My research examines public remembrances of the American West through archival methods, ethnographic study, media production, and public history exhibition. I earned my B.A. in American Literature and Culture from UCLA, an MFA in Creative Writing from UC Riverside, and my Ph.D. in Communication from UC San Diego.

I was previously the Cathryn P. Gamble Postdoctoral Fellow in the Department of Communication at UC San Diego (working with Prof. Patrick Anderson and Breathable Streets). I am currently a 2022–2024 UC President’s Postdoctoral Fellow where I am working with Prof. David Igler (UC Irvine, Department of History).

I am currently revising a book manuscript, derived from my doctoral dissertation, examining the public remaking of race and place at Old Town San Diego State Historic Park. My next major scholarly project examines early histories of oceanic movement and settlement by people of African descent along the Pacific Coast of what is now the United States (California, Oregon, Washington, Alaska, and Hawai'i) in order to stitch together a comprehensive Pacific oriented view of race, migration, and diaspora. The first public component of this project—a traveling banner exhibit, Take Me to the Water: Histories of the Black Pacific—is toured by Exhibit Envoy, and supported by California Humanities and the National Endowment for the Humanities.

My public scholarship also includes a California Humanities funded traveling exhibit and Cal Ag Roots podcast series "We Are Not Strangers Here," which shines a light on African Americans in the history of California agriculture and rural communities. This project was produced in collaboration with the California Institute for Rural Studies, the California Historical Society, Susan D. Anderson (History Curator of CAAM), and Exhibit Envoy.
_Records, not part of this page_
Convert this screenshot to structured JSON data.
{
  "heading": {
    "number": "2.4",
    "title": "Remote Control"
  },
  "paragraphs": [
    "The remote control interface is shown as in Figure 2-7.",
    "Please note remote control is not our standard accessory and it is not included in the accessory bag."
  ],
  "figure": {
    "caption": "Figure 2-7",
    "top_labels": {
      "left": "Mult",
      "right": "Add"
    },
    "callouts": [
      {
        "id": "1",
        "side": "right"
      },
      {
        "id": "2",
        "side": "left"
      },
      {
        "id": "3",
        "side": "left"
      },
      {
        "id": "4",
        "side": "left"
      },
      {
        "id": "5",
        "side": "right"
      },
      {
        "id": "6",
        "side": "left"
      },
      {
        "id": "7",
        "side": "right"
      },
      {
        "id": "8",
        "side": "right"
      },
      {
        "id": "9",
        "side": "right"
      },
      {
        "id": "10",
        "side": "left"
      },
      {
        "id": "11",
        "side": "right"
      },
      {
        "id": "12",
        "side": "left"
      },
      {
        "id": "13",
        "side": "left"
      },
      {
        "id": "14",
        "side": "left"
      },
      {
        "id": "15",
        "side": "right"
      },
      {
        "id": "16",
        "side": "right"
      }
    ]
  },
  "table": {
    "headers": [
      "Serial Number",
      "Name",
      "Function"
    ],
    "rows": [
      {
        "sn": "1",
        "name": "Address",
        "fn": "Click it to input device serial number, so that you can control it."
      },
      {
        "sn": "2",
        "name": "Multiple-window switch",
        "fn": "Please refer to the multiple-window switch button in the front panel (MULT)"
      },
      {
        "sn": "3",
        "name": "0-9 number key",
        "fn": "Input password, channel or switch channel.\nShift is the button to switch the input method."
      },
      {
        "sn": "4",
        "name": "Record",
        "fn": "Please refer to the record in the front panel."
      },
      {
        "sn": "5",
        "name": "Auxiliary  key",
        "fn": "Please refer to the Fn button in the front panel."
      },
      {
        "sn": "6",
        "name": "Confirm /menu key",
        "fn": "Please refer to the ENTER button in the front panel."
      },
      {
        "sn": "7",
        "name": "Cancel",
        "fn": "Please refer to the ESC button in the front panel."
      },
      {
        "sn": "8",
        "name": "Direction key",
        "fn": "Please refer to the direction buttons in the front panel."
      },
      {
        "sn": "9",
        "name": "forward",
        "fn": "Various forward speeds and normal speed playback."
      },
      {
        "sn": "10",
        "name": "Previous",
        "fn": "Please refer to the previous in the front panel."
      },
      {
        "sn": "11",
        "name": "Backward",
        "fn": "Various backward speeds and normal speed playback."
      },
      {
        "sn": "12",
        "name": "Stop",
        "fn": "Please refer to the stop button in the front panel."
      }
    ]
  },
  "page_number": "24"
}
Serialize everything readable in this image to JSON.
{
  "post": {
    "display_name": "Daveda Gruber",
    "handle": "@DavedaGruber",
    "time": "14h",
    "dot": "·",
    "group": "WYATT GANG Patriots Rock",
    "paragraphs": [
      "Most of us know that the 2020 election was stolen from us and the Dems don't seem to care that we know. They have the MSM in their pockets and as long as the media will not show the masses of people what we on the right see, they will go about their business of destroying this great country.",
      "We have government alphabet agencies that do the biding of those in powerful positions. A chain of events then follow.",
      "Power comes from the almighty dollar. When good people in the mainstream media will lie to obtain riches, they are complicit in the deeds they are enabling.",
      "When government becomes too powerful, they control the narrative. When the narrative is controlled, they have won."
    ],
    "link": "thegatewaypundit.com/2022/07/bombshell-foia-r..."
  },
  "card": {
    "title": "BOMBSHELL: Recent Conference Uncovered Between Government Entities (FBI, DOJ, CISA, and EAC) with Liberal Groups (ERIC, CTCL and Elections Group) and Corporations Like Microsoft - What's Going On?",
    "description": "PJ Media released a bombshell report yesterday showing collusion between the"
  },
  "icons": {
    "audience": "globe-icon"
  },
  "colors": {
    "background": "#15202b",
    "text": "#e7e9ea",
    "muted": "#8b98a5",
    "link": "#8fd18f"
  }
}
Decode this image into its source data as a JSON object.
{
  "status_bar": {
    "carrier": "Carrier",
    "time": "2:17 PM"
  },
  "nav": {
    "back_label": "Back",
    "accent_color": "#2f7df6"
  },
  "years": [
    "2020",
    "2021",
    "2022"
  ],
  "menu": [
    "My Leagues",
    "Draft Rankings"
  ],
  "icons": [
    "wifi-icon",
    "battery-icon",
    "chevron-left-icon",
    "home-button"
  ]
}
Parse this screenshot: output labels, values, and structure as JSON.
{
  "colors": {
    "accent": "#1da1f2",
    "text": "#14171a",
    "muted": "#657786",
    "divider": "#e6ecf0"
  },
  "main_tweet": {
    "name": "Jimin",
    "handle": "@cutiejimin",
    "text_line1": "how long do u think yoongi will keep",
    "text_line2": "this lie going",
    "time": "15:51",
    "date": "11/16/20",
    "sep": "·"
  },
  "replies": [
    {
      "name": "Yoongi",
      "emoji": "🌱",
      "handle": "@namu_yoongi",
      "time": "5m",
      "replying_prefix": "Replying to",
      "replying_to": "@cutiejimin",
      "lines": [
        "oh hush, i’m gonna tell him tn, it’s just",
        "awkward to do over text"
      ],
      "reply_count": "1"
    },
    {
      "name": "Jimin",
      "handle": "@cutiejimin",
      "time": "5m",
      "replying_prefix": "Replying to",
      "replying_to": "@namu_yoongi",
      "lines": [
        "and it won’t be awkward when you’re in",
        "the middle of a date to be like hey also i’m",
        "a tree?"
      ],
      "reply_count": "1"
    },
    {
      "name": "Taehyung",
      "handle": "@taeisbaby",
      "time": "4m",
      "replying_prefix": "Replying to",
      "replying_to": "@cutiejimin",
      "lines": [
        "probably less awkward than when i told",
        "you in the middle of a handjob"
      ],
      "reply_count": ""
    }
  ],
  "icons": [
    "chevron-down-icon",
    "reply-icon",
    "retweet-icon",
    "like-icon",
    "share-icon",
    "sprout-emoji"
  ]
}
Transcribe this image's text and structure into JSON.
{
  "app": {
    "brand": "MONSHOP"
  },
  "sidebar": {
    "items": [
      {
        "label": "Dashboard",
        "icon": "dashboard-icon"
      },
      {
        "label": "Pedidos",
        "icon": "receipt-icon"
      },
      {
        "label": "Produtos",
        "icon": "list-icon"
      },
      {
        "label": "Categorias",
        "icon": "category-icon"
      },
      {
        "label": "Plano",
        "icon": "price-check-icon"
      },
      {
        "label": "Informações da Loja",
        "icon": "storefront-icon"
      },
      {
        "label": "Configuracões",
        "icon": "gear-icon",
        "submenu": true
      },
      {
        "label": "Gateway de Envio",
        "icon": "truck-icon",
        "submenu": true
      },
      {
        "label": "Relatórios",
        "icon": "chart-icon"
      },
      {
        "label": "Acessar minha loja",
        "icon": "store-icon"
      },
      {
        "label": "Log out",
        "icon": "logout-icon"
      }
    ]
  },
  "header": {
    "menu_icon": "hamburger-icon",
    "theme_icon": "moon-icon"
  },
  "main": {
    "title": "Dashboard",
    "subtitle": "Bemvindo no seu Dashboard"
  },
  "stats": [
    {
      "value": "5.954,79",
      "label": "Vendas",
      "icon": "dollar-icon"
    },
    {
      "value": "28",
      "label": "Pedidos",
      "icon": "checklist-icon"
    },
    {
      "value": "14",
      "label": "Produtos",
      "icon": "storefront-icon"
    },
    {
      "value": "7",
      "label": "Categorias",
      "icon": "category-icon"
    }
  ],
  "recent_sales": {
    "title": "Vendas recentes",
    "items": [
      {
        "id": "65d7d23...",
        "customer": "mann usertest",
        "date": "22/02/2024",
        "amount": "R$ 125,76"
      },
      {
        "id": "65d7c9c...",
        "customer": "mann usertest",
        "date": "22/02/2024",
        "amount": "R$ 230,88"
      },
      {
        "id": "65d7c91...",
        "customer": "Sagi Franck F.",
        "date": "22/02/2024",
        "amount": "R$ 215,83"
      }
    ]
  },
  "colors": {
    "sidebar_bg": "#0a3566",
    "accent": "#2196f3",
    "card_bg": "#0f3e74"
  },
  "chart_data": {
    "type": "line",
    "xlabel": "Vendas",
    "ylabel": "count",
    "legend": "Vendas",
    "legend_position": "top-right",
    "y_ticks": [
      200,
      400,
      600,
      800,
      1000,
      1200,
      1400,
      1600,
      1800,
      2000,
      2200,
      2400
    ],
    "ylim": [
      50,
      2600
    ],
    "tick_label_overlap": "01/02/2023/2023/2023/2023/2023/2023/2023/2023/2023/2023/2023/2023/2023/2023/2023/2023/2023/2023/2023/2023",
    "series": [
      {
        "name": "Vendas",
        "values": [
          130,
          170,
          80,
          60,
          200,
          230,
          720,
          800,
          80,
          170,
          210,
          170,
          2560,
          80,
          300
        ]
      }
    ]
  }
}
My research has been supported by the National Endowment for the Humanities, the Bylo Chacon Foundation, Andrew W. Mellon Foundation / US Latino Digital Humanities (USLDH), UCSD Frontiers of Innovation Scholars Program, the Joseph Naiman Graduate Fellowship, the Frieda Daum Urey Endowed Fellowship, the Qualcomm/Alliance For Empowerment Graduate Scholarship, the UCSD Sixth College Culture, Art, and Technology Artist-in-Residence Program, the UC Consortium for Black Studies in California Project, the Herbert I. Schiller Dissertation Fellowship, California Humanities, and the UC Office of the President.